Three keys to supply chain management in times of disaster

Healthcare Purchasing News, Dec, 2005 by Paul A. Dimitruk

Some of the quickest emergency assistance to victims of Hurricane Katrina did not come from the American Red Cross or FEMA. It came from Wal-Mart.

Millions of people were displaced or otherwise affected by the Gulf Coast calamity. Many waited for days as agencies struggled to provide assistance. Wal-Mart moved faster than traditional emergency aid groups because the retail giant has mastered logistics and supply chain management, according to a study by the University of Arkansas.

Supply chain management involves more than delivering products to a destination. It requires orchestrating the transportation, distribution, storage and timely delivery of inventory, while minimizing costs and serving the maximum number of consumers. It is a desperate balancing act when human life is at stake.

Wal-Mart can be commended for its rapid response to Hurricane Katrina, because consumer goods like food, water and other supplies are important to recovery efforts. But "big box" stores do not carry medical supplies. When it comes to saving lives in a disaster, hospitals and other medical agencies are on the front lines.

Hurricane Katrina exposed the weaknesses of government agencies and relief organizations when it comes to delivering emergency supplies and equipment. The overwhelming number of victims and widespread destruction exacerbated the coordination effort. It is now clear that hospitals and their group purchasing organizations (GPOs) must carefully develop their own supply chain management (SCM) strategies and infrastructure to ensure essential provisions are available during a natural disaster or terrorist attack.

Today, most hospitals are often unable to acquire and deploy the resources needed to respond to a large-scale disaster effectively, according to a 2003 Government Accountability Office report on hospital bioterrorism preparedness (1). Senior federal officials from the investigative arm of Congress conducted an exercise that highlighted serious weaknesses in the medical response system. The exercise simulated a bioterrorism attack that infected a community with pneumonic plague, a highly contagious sickness that must be treated with antibiotics within 24 hours. Untreated, the mortality rate is near 100 percent.

Three days after the disease's simulated release, 500 people had symptoms and there were shortages of antibiotics and ventilators. Two days later, 800 cases were reported, with 100 dead. Medical care was shut down because of insufficient resources. About 3,700 cases of plague were reported after a week, with between 950 and 2,000 deaths. The hospitals did not have the equipment to handle the increased patient load. Half of the hospitals studied in the report had fewer than six ventilators per 100 staffed beds, three or fewer personal protective equipment suits and fewer than four isolation beds.

Of course, it is impossible to keep on hand enough supplies or equipment to be ready for every disaster and mass casualty event a hospital may face.
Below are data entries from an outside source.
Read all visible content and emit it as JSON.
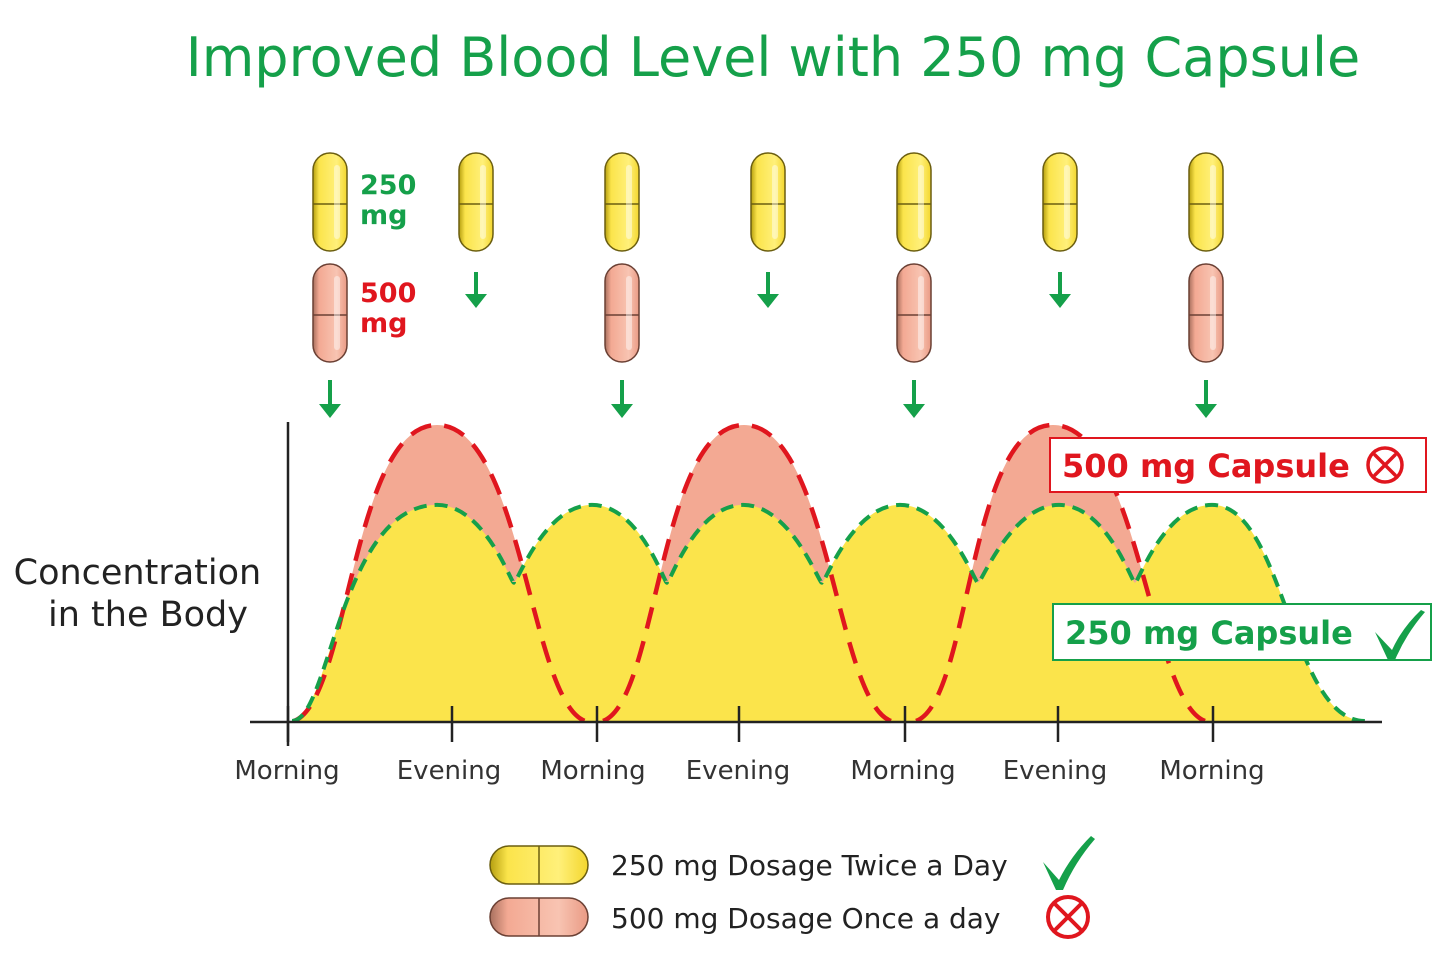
{
  "title": "Improved Blood Level with 250 mg Capsule",
  "pill_labels": {
    "p250_num": "250",
    "p250_unit": "mg",
    "p500_num": "500",
    "p500_unit": "mg"
  },
  "callouts": {
    "c500": "500 mg Capsule",
    "c250": "250 mg Capsule"
  },
  "legend": [
    {
      "label": "250 mg Dosage Twice a Day",
      "mark": "check-icon"
    },
    {
      "label": "500 mg Dosage Once a day",
      "mark": "cross-circle-icon"
    }
  ],
  "colors": {
    "green": "#15a04a",
    "red": "#e0161e",
    "yellow_fill": "#fbe44b",
    "salmon_fill": "#f3a993",
    "axis": "#222222"
  },
  "chart_data": {
    "type": "area",
    "title": "Improved Blood Level with 250 mg Capsule",
    "ylabel": "Concentration\nin the Body",
    "xlabel": "",
    "x_ticks": [
      "Morning",
      "Evening",
      "Morning",
      "Evening",
      "Morning",
      "Evening",
      "Morning"
    ],
    "series": [
      {
        "name": "250 mg Capsule",
        "dosing": "250 mg Dosage Twice a Day",
        "dose_times": [
          "Morning",
          "Evening",
          "Morning",
          "Evening",
          "Morning",
          "Evening",
          "Morning"
        ],
        "peak": 0.73,
        "trough": 0.47,
        "color": "#15a04a"
      },
      {
        "name": "500 mg Capsule",
        "dosing": "500 mg Dosage Once a day",
        "dose_times": [
          "Morning",
          "Morning",
          "Morning",
          "Morning"
        ],
        "peak": 1.0,
        "trough": 0.0,
        "color": "#e0161e"
      }
    ],
    "grid": false,
    "legend_position": "bottom"
  }
}
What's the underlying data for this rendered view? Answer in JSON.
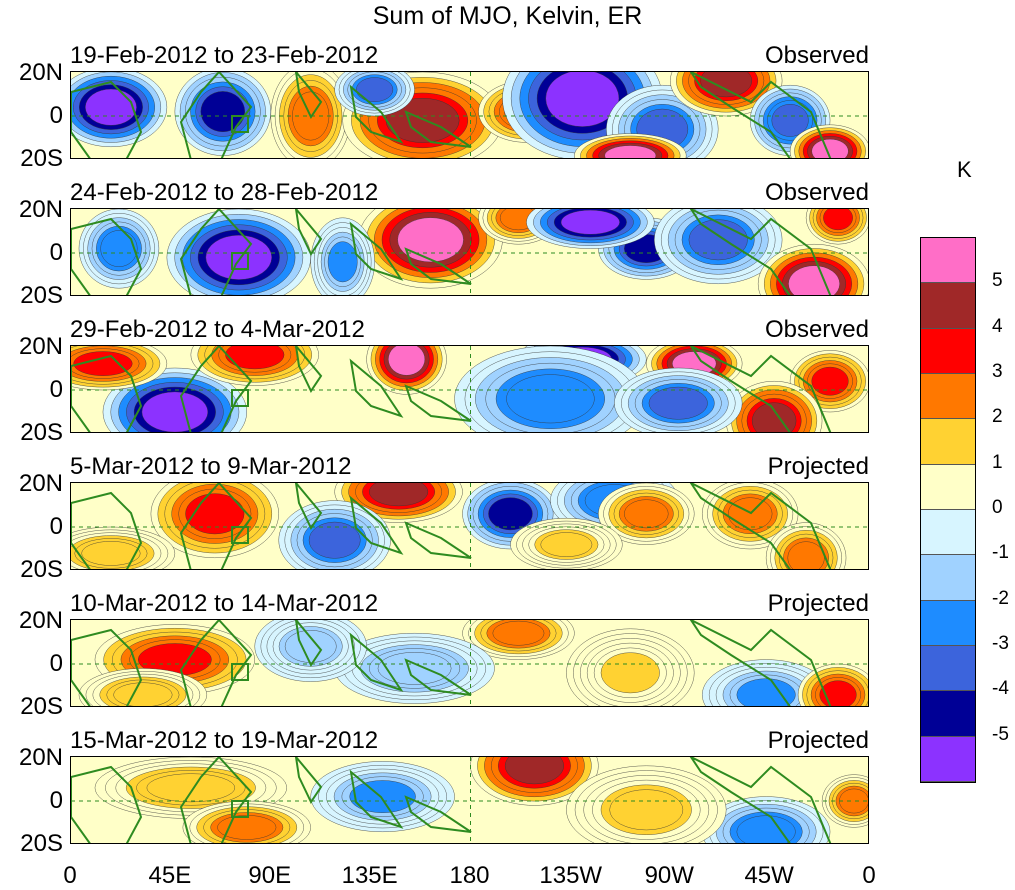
{
  "title": "Sum of MJO, Kelvin, ER",
  "unit": "K",
  "panels": [
    {
      "date": "19-Feb-2012 to 23-Feb-2012",
      "status": "Observed"
    },
    {
      "date": "24-Feb-2012 to 28-Feb-2012",
      "status": "Observed"
    },
    {
      "date": "29-Feb-2012 to 4-Mar-2012",
      "status": "Observed"
    },
    {
      "date": "5-Mar-2012 to 9-Mar-2012",
      "status": "Projected"
    },
    {
      "date": "10-Mar-2012 to 14-Mar-2012",
      "status": "Projected"
    },
    {
      "date": "15-Mar-2012 to 19-Mar-2012",
      "status": "Projected"
    }
  ],
  "lat_labels": [
    "20N",
    "0",
    "20S"
  ],
  "lon_labels": [
    "0",
    "45E",
    "90E",
    "135E",
    "180",
    "135W",
    "90W",
    "45W",
    "0"
  ],
  "colorbar": {
    "labels": [
      "5",
      "4",
      "3",
      "2",
      "1",
      "0",
      "-1",
      "-2",
      "-3",
      "-4",
      "-5"
    ],
    "colors": [
      "#ff6ec7",
      "#a02828",
      "#ff0000",
      "#ff7800",
      "#ffd232",
      "#ffffc8",
      "#d7f5ff",
      "#a0d2ff",
      "#1e8cff",
      "#3c64dc",
      "#000096",
      "#8c32ff"
    ]
  },
  "map": {
    "lon_range": [
      0,
      360
    ],
    "lat_range": [
      -20,
      20
    ]
  }
}
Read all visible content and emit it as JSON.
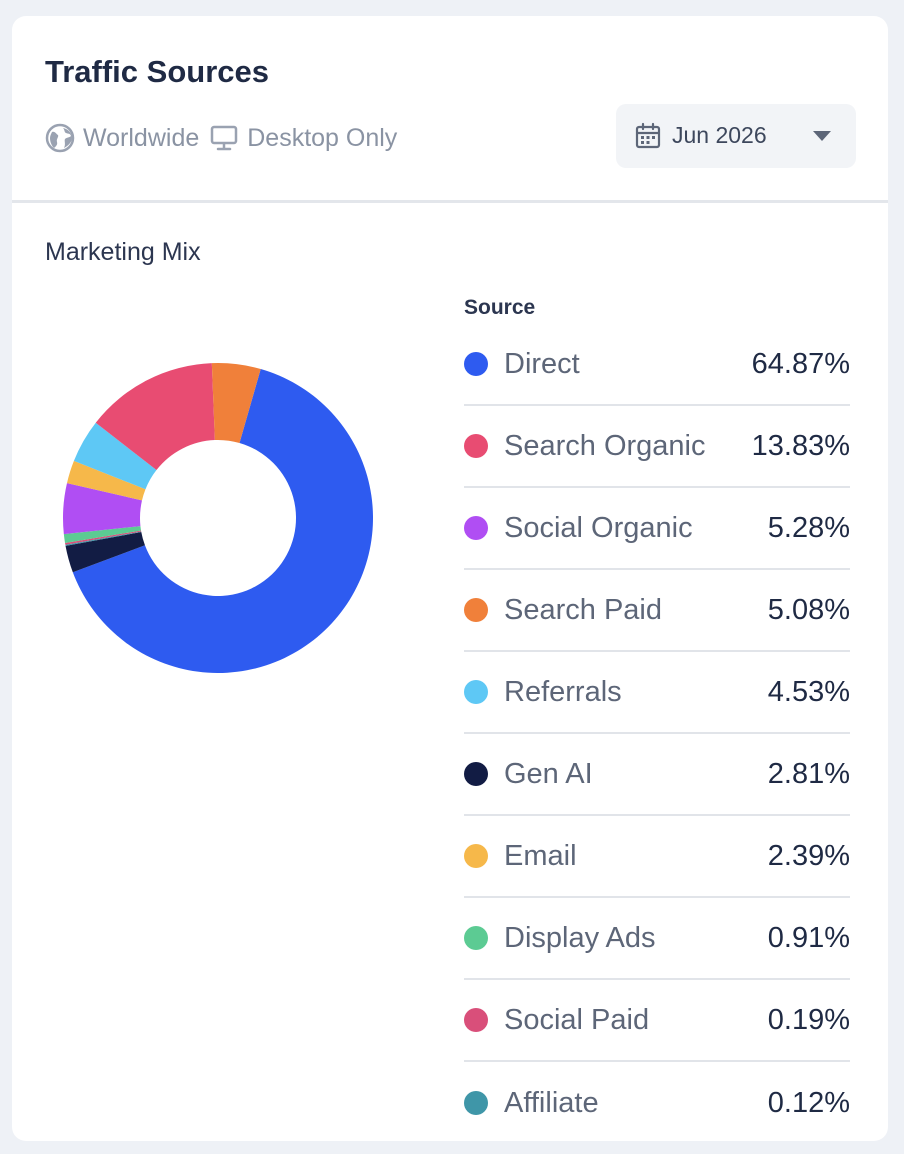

That is why collective and regional planning is necessary. For example, states can access resources like the CDC's Strategic National Stockpile of antibiotics, antidotes and other materials. However, according to testimony in 2004 before the House of Representatives, most states have not developed plans to access the Stockpile, and only about a third have outlined how they would distribute the resources.

Fortunately, the lessons learned from Katrina and Rita are being collected in an unprecedented effort to capture and disseminate hard-won know-how. These lessons learned are being incorporated into best practices by a variety of means, including expert systems software. These systems can act as a mentor and guide before, during, and after a crisis and can be configured for a specific facility, customized for a specific incident, and can be accessed as "soft ware on demand." In the case of SCM, these systems can help develop the SCM component of your Disaster Management Plan (DMP), provide supply chain related job action sheets, and support SCM interaction with your GPOs and local public health and safety agencies (PHSAs). Relevant data can be captured, analyzed and tracked to ensure that important action steps are not over looked. Due to recent developments, the systems are cheaper and more flexible to build and maintain than ever before. They can help assure that best practices are brought to SCM and, critically, that your hospital can satisfy the disaster program requirements necessary to meet the accreditation standards of the Joint Commission (JCAHO).

So what do best practices for SCM entail? There are three primary components that hospital administrators need to consider before a crisis hits:

* The required supplies and equipment for general and specific threats.

* Whether "disaster response supplies and equipment"--we'll call them DRSEs--are best kept on site or elsewhere.

* The role of GPOs and PHSAs.

Identify DRSEs

A hospital's disaster management team must identify the DRSEs necessary for three different aspects of SCM. First, a disaster will interrupt a hospital's normal supply chain that delivers the range and quantities of resources necessary for regular operations. Thus, a medical facility must determine what it needs to maintain its core clinical and supporting capabilities, in the event the supply chain were severed.